It’s working on Clone (h/t Phonearena), an AI assistant designed to sound like you and handle calls you’d rather avoid. The idea comes from the founder and CEO of REALLY, Adam Lyons, who believes people spend too much time trapped in unnecessary phone calls that AI could handle. And yes, this absolutely sounds like something built for people with call anxiety.

The concept itself is pretty simple. The AI trains on your voice, your speaking style, and even your communication preferences. Once it’s set up, the assistant can answer calls when you’re busy, unavailable, or simply unwilling to talk to another unknown number pretending to sell you ‘exclusive investment opportunities.’ Instead of sending every call straight to voicemail, Clone picks up in your voice, figures out what the caller wants, handles the conversation, and sends you a summary afterward.

And the use cases already feel painfully relatable. Rescheduling appointments, calling hotels, dealing with customer support, and confirming bookings — these are all tasks that somehow drain an unreasonable amount of mental energy. Having an AI assistant deal with all that honestly sounds comforting.

The company says the goal isn’t to replace real conversations entirely.
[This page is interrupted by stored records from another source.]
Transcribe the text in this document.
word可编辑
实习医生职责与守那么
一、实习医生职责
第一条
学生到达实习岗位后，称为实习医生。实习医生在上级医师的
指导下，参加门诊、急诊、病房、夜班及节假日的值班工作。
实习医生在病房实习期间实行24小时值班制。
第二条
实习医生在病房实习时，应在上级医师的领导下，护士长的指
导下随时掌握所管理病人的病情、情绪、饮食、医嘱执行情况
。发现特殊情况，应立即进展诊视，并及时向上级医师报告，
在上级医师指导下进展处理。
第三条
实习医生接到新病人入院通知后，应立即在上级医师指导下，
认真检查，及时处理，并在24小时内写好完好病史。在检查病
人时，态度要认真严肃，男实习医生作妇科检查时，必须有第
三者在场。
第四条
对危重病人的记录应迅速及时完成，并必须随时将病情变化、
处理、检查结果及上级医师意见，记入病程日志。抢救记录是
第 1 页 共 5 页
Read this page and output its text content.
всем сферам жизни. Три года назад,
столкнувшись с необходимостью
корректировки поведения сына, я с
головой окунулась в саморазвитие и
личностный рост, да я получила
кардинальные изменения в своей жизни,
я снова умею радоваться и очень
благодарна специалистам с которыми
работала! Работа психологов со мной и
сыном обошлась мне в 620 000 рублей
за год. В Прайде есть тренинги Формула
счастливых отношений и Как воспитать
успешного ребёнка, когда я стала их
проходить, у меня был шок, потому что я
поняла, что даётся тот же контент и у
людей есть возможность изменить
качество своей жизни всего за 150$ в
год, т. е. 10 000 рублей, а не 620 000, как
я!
Lyons really wants users to spend more time talking to friends and family while letting AI absorb the endless stream of low-priority calls that nobody enjoys anyway.  There’s also a feature that lets the AI intentionally keep scammers occupied and track how much time it wastes on them.

Right now, Clone is still in beta, so the feature isn’t fully rolled out yet. REALLY uses T-Mobile’s network for its wireless service, and its plans start at $50 per month.

I completely understand the appeal. We already rely on AI to summarize emails, manage schedules, block spam, and even write messages when we don’t feel like typing. So having it handle awkward or painfully long phone calls feels like a pretty natural next step. Because if an AI version of me wants to spend 35 minutes on hold with customer care, I’m more than happy to let it suffer instead.